DFTB+ is a software package for carrying out fast quantum mechanical atomistic calculations based on the Density Functional Tight Binding method. The most recent features are described in the (open access) DFTB+ paper.

DFTB+ can be either used as a standalone program or integrated into other software packages as a library.

This repository is a fork of DFTB+ modified for Constrained DFT (CDFT) development and CDFTB-CI calculations. The following modifications have been made:

Enhanced output for electronic constraints:

• Added Vc (constraint potential) output to SCC iteration information (printSccInfo in mainio.F90)
• Added Vc output to constraint iteration information (printElecConstrInfo in mainio.F90)
• Added automatic export of final constraint potential to final_Vc.dat file after convergence (writeFinalVc in main.F90)
• Added getter functions (getVc, getDeviation, getNConstr) to TElecConstraint type for accessing constraint data (elecconstraints.F90)

These modifications are useful for:

• Monitoring constraint convergence during SCC iterations
• Extracting final constraint potentials for CDFTB-CI coupling calculations
• Debugging and analysis of constrained DFT calculations

Modified files:

• src/dftbp/dftb/elecconstraints.F90
• src/dftbp/dftbplus/main.F90
• src/dftbp/dftbplus/mainio.F90

The preferred way of to install DFTB+ is by using the conda package management system. We highly suggest using the miniforge conda distribution. You can use any other conda distribution as well, just make sure to select the conda-forge channel as the (only) source for packages.

We provide several build variants, choose the one suiting your needs. For example, by issuing

conda install 'dftbplus=*=nompi_*'

or

conda install 'dftbplus=*=mpi_mpich_*'

or

conda install 'dftbplus=*=mpi_openmpi_*'

to get the last stable release of DFTB+ with, respectively, serial (OpenMP-threaded) build or with MPI-parallelized build using either the MPICH or the Open MPI framework.

A non-MPI (OpenMP-threaded) distribution of the latest stable release can be found on the stable release page.

Note: This section describes the building with default settings (offering only a subset of all possible features in DFTB+) in a typical Linux environment. For more detailed information on the build customization and the build process, consult the detailed building instructions in INSTALL.rst.

Download the source code from the stable release page.

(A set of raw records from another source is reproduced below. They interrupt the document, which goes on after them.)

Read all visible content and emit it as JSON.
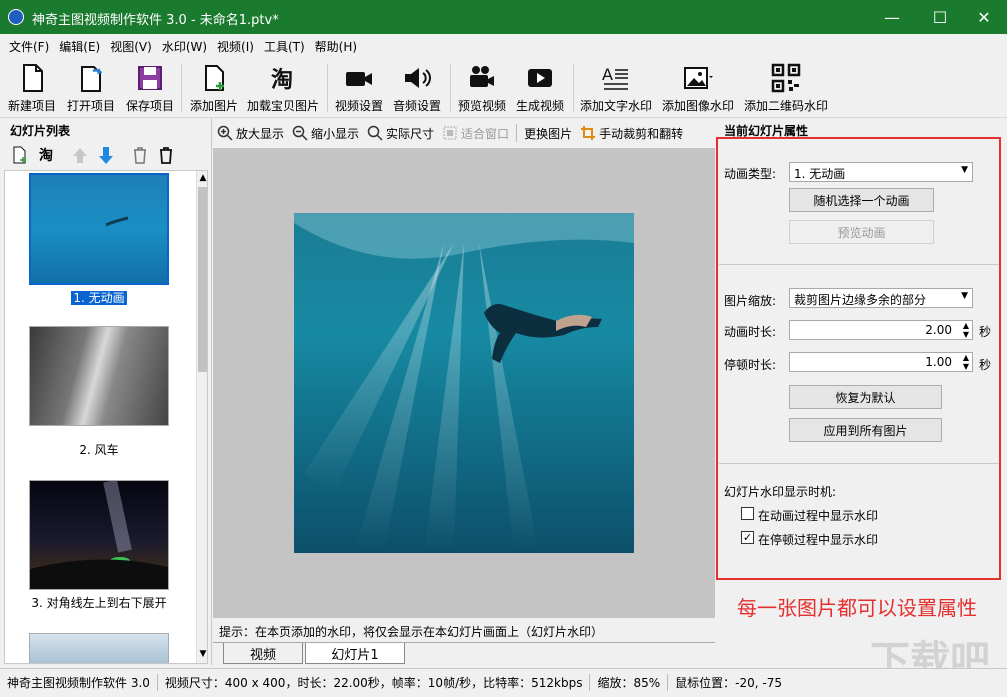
{
  "window": {
    "title": "神奇主图视频制作软件 3.0 - 未命名1.ptv*",
    "minimize": "—",
    "maximize": "☐",
    "close": "✕"
  },
  "menu": [
    "文件(F)",
    "编辑(E)",
    "视图(V)",
    "水印(W)",
    "视频(I)",
    "工具(T)",
    "帮助(H)"
  ],
  "toolbar": {
    "new": "新建项目",
    "open": "打开项目",
    "save": "保存项目",
    "add_image": "添加图片",
    "load_taobao": "加载宝贝图片",
    "video_settings": "视频设置",
    "audio_settings": "音频设置",
    "preview_video": "预览视频",
    "generate_video": "生成视频",
    "add_text_wm": "添加文字水印",
    "add_image_wm": "添加图像水印",
    "add_qr_wm": "添加二维码水印"
  },
  "left_panel": {
    "header": "幻灯片列表",
    "taobao_icon_text": "淘",
    "slides": [
      {
        "caption": "1. 无动画",
        "selected": true
      },
      {
        "caption": "2. 风车",
        "selected": false
      },
      {
        "caption": "3. 对角线左上到右下展开",
        "selected": false
      }
    ]
  },
  "center": {
    "zoom_in": "放大显示",
    "zoom_out": "缩小显示",
    "actual_size": "实际尺寸",
    "fit_window": "适合窗口",
    "replace_image": "更换图片",
    "crop_flip": "手动裁剪和翻转",
    "hint": "提示：在本页添加的水印，将仅会显示在本幻灯片画面上（幻灯片水印）",
    "tabs": [
      "视频",
      "幻灯片1"
    ]
  },
  "right_panel": {
    "header": "当前幻灯片属性",
    "animation_type_label": "动画类型:",
    "animation_type_value": "1. 无动画",
    "random_anim_button": "随机选择一个动画",
    "preview_anim_button": "预览动画",
    "image_scale_label": "图片缩放:",
    "image_scale_value": "裁剪图片边缘多余的部分",
    "anim_duration_label": "动画时长:",
    "anim_duration_value": "2.00",
    "pause_duration_label": "停顿时长:",
    "pause_duration_value": "1.00",
    "seconds_unit": "秒",
    "reset_button": "恢复为默认",
    "apply_all_button": "应用到所有图片",
    "wm_timing_label": "幻灯片水印显示时机:",
    "show_during_anim": {
      "label": "在动画过程中显示水印",
      "checked": false
    },
    "show_during_pause": {
      "label": "在停顿过程中显示水印",
      "checked": true
    }
  },
  "annotation": "每一张图片都可以设置属性",
  "status": {
    "app": "神奇主图视频制作软件 3.0",
    "video_info": "视频尺寸：400 x 400，时长：22.00秒，帧率：10帧/秒，比特率：512kbps",
    "zoom": "缩放：85%",
    "mouse": "鼠标位置：-20, -75"
  },
  "watermark_logo": "下载吧",
  "colors": {
    "titlebar": "#1a7a2e",
    "selection": "#0a64d0",
    "annotation_red": "#e53030"
  }
}
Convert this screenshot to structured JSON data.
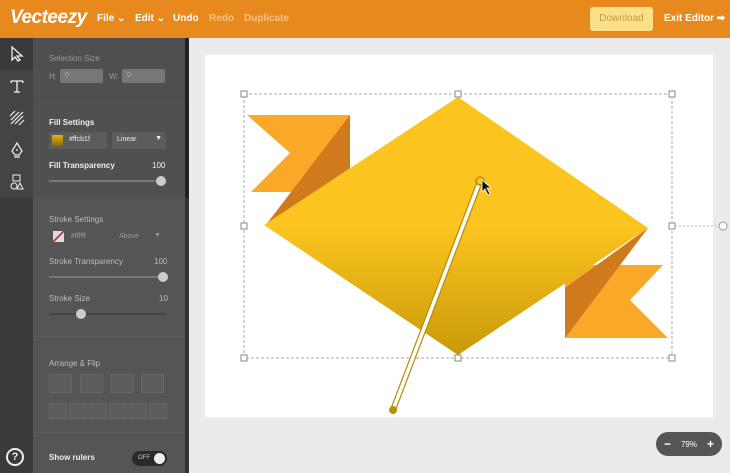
{
  "header": {
    "logo": "Vecteezy",
    "menu": {
      "file": "File",
      "edit": "Edit",
      "undo": "Undo",
      "redo": "Redo",
      "duplicate": "Duplicate"
    },
    "download": "Download",
    "exit": "Exit Editor"
  },
  "panel": {
    "selection": {
      "title": "Selection Size",
      "h_label": "H:",
      "h_value": "0",
      "w_label": "W:",
      "w_value": "0"
    },
    "fill": {
      "title": "Fill Settings",
      "color": "#ffcb1f",
      "type": "Linear",
      "transparency_label": "Fill Transparency",
      "transparency": "100"
    },
    "stroke": {
      "title": "Stroke Settings",
      "color": "#ffffff",
      "position": "Above",
      "transparency_label": "Stroke Transparency",
      "transparency": "100",
      "size_label": "Stroke Size",
      "size": "10"
    },
    "arrange": {
      "title": "Arrange & Flip"
    },
    "rulers": {
      "label": "Show rulers",
      "state": "OFF"
    }
  },
  "zoom": {
    "minus": "−",
    "value": "79%",
    "plus": "+"
  },
  "colors": {
    "accent": "#e8891d",
    "fill": "#fcc41f"
  }
}
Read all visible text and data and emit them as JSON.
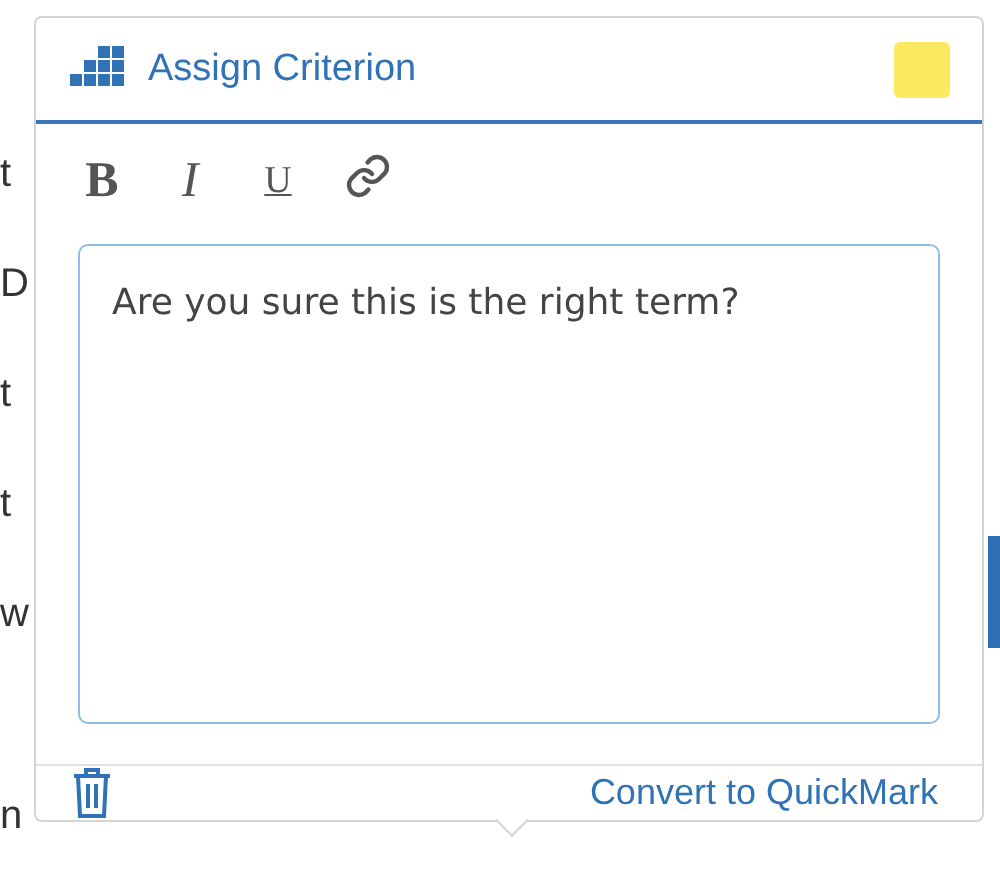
{
  "background_text": [
    {
      "left": "t"
    },
    {
      "left": "D"
    },
    {
      "left": "t"
    },
    {
      "left": "t"
    },
    {
      "left": "w"
    },
    {
      "left": "n"
    }
  ],
  "popup": {
    "title": "Assign Criterion",
    "color": "#fde95f",
    "toolbar": [
      {
        "kind": "bold",
        "label": "B"
      },
      {
        "kind": "italic",
        "label": "I"
      },
      {
        "kind": "underline",
        "label": "U"
      },
      {
        "kind": "link"
      }
    ],
    "comment": "Are you sure this is the right term?",
    "action": "Convert to QuickMark"
  }
}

You need CMake (>= 3.16) to build DFTB+. If your environment offers no CMake or only an older one, you can easily install the latest CMake via Python's pip command:

pip install cmake

Start CMake by passing your compilers as environment variables (FC and CC), and the location where the code should be installed and the build directory (_build) as options:

FC=gfortran CC=gcc cmake -DCMAKE_INSTALL_PREFIX=$HOME/opt/dftb+ -B _build .

If the configuration was successful, start the build with:

cmake --build _build -- -j

After successful build, you should test the code. First download the files needed for the test

./utils/get_opt_externals slakos
./utils/get_opt_externals gbsa

or

./utils/get_opt_externals ALL

and then run the tests with

pushd _build; ctest -j; popd

If the tests were successful, install the package with

cmake --install _build

For further details see the detailed building instructions.

In order to carry out calculations with DFTB+, you need according parameterisations (a.k.a. Slater-Koster files). You can download them from dftb.org.

Consult following resources for documentation:

• Step-by-step instructions with selected examples (DFTB+ Recipes)
• Reference manual describing all features (DFTB+ Manual)

When publishing results obtained with DFTB+, please cite following works:

• DFTB+, a software package for efficient approximate density functional theory based atomistic simulations; J. Chem. Phys. 152, 124101 (2020)
• Reference publications of the Slater-Koster parameterization sets you used. (See dftb.org for the references.)
• Methodological papers relevant to your calculations (e.g. excited states, electron-transport, third order DFTB etc.). References to these can be found in the DFTB+ manual.

New features, bug fixes, documentation, tutorial examples and code testing is welcome in the DFTB+ developer community!

The project is hosted on github. Please check CONTRIBUTING.rst and the DFTB+ developers guide for guide lines.

We are looking forward to your pull request!

DFTB+ is released under the GNU Lesser General Public License. See the included LICENSE file for the detailed licensing conditions.